Last update: 2024-12-06.

Plan

  1. Introduce separate gitlab_sec schema
  2. Introduce gitlab_sec database connection (defaulting to fallback to using gitlab_main database)
  3. In parallel, begin decomposition of foreign keys and cross-database transactions following the loose order of SBOM, Security, and Vulnerability code boundaries. For each slice perform the following breakdown:
    1. Migrate tables with low referentiality (few foreign keys)
    2. Migrate tables with higher referentiality (many foreign keys)
    3. Identify and allowlist cross-joins to be addressed
    4. Identify and allowlist cross-database transactions to be addressed
    5. Remove previously identified cross-joins and cross-database transactions allowances
  4. Formulate a logical replication path for the safe migration of the Sec dataset to a new physical database.
  5. Open Change Request to migrate tables using a single replication event for all tables in scope of decomposition
  6. Update documentation around migrating self-managed instances to multiple databases

Data Migration Proposal

See rollout for full details

  1. With physical-to-logical replication we replicate the full DB before converting to logical replication for the relevant sec tables
    1. Deploy the decomposed database instance as a streaming replica of main
    2. Begin replicating the full Sec data to the new database instance
    3. Establish a separate sec DB connection pointed at the same main DB
    4. Write the necessary code to enable GitLab.com to begin utilising the new DB connection generically and for all Sec features.
    5. As this is a potentially risky operation, ensure production snapshots are ready and that customers are sufficiently informed of potential problems or dataloss in the event of failure.
    6. Begin testing transition of the Sec featureset to using the new database instance as it’s new primary (gstg -> canary -> grpd)
    7. If successful, globally rollout usage of the decomposed database for the full featureset.
  2. Truncate legacy sec tables from the GitLab main database.

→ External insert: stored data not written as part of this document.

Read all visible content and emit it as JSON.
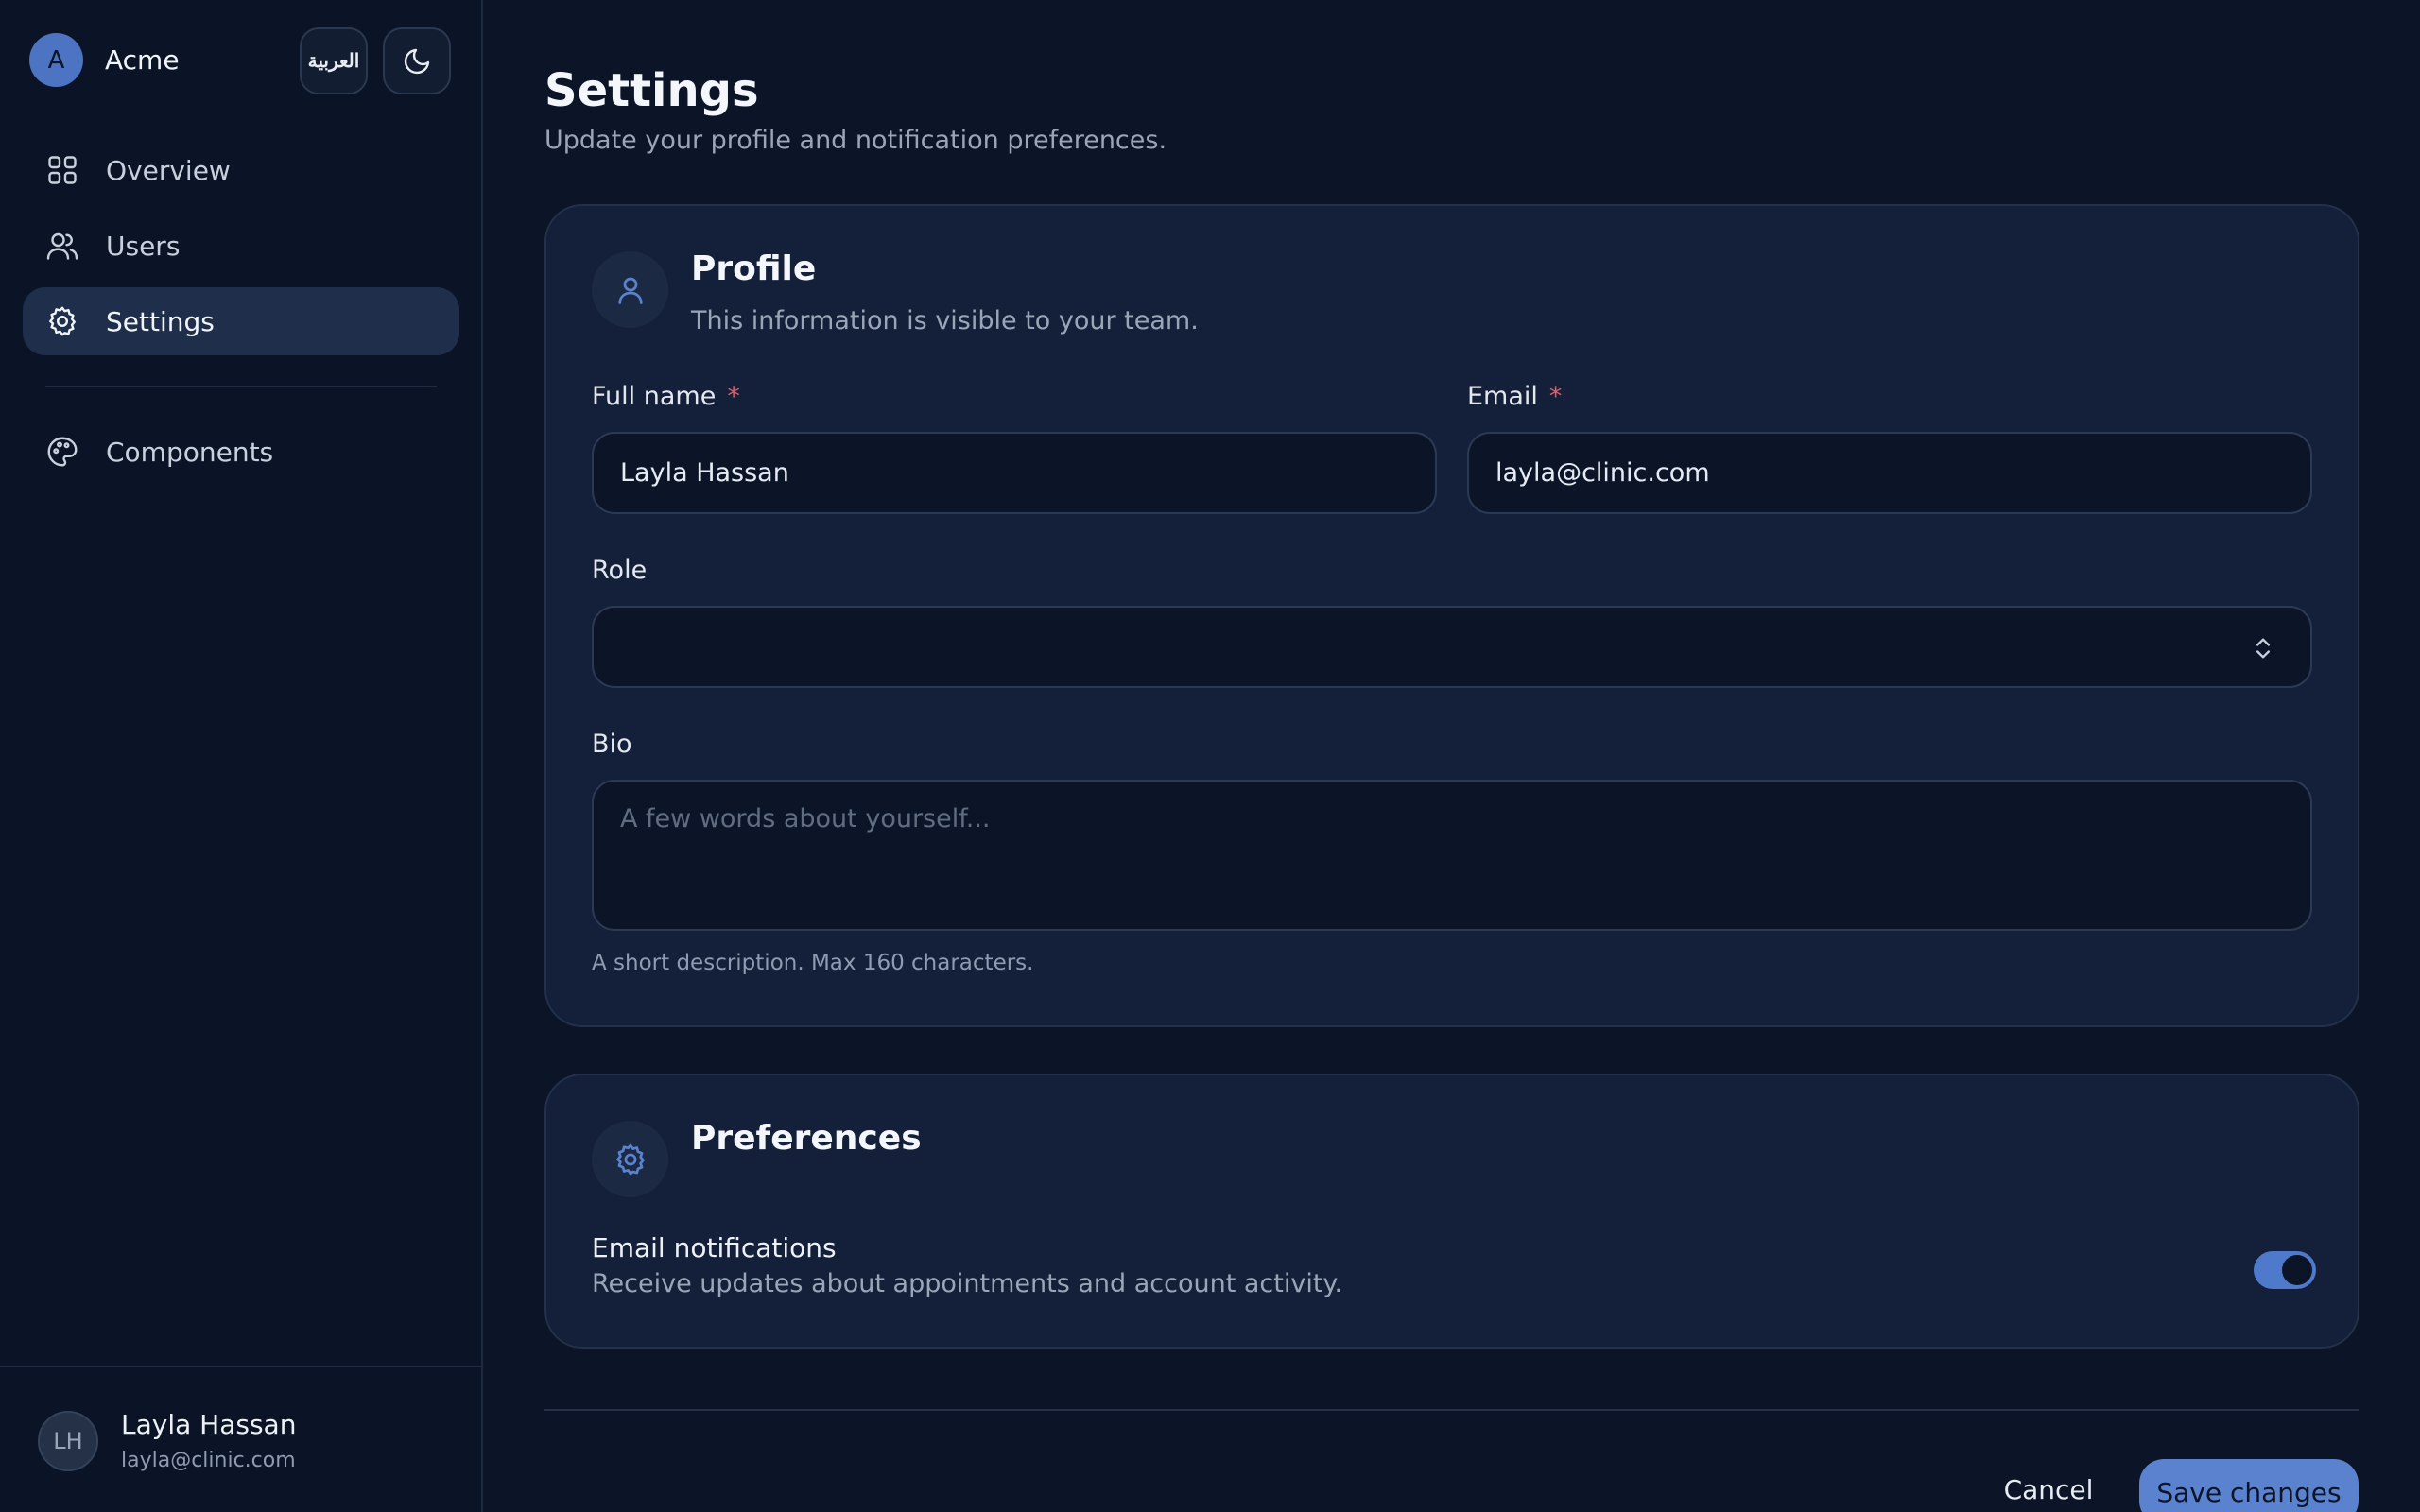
{
  "app": {
    "brand_initial": "A",
    "brand_name": "Acme",
    "language_toggle": "العربية"
  },
  "nav": [
    {
      "label": "Overview",
      "icon": "grid-icon"
    },
    {
      "label": "Users",
      "icon": "users-icon"
    },
    {
      "label": "Settings",
      "icon": "gear-icon",
      "active": true
    },
    {
      "label": "Components",
      "icon": "palette-icon"
    }
  ],
  "user": {
    "initials": "LH",
    "name": "Layla Hassan",
    "email": "layla@clinic.com"
  },
  "page": {
    "title": "Settings",
    "subtitle": "Update your profile and notification preferences."
  },
  "profile": {
    "title": "Profile",
    "description": "This information is visible to your team.",
    "full_name_label": "Full name",
    "full_name_value": "Layla Hassan",
    "email_label": "Email",
    "email_value": "layla@clinic.com",
    "required_marker": "*",
    "role_label": "Role",
    "role_value": "",
    "bio_label": "Bio",
    "bio_placeholder": "A few words about yourself...",
    "bio_help": "A short description. Max 160 characters."
  },
  "preferences": {
    "title": "Preferences",
    "email_notifications_label": "Email notifications",
    "email_notifications_desc": "Receive updates about appointments and account activity.",
    "email_notifications_on": true
  },
  "actions": {
    "cancel": "Cancel",
    "save": "Save changes"
  },
  "colors": {
    "accent": "#5a82cf",
    "background": "#0c1528",
    "card": "#142039",
    "required": "#e05d6a"
  }
}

Roles and Responsibilities

Working Group Role Name Title
Executive Stakeholder Jerome Ng Engineering Director, Expansion
Functional Lead Gregory Havenga Senior Backend Engineer, Govern: Threat Insights
Functional Lead Lucas Charles Principal Software Engineer, Sec
Facilitator AMER Neil McCorrison Manager, Software Engineering
Facilitator APAC Thiago Figueiró Manager, Software Engineering
Member Fabien Catteau Staff Engineer, SSCS: Pipeline Security
Member Arpit Gogia Backend Engineer, AST: Dynamic Analysis
Member Schmil Monderer Staff Backend Engineer, APM: Threat Insights
Member Ethan Urie Staff Backend Engineer, AST: Secret Detection
Member Jon Jenkins Senior Backend Engineer, Database
Member Ved Prakash Staff Data Engineer, Data Science
Member Dylan Griffith Principal Engineer, Create
Member Thong Kuah Principal Engineer, Data Stores
Member Rick Mar Manager, Core Infrastructure
  1. Tuple Reduction
    • Brian Williams (DRI)
    • Fabien Catteau
    • Michael Becker
  2. Vulnerability Management Application Limits and Vulnerability Management Retention Policy
    • Mehmet Emin Inaç (DRI)
    • Joey Khabie
  3. Cells 1.0
    • Subashis Chakraborty (DRI)

Useful References

Reference Description
Link Proposal for support levels for multiple databases in GitLab deployment architecture.
Link Epic dashboard for tracking outstanding work towards completion of decomposition

Thanks

Much information and inspiration and experience is being enjoyed from the database-scalability working group who accomplished the succesful decomposition of the CI database.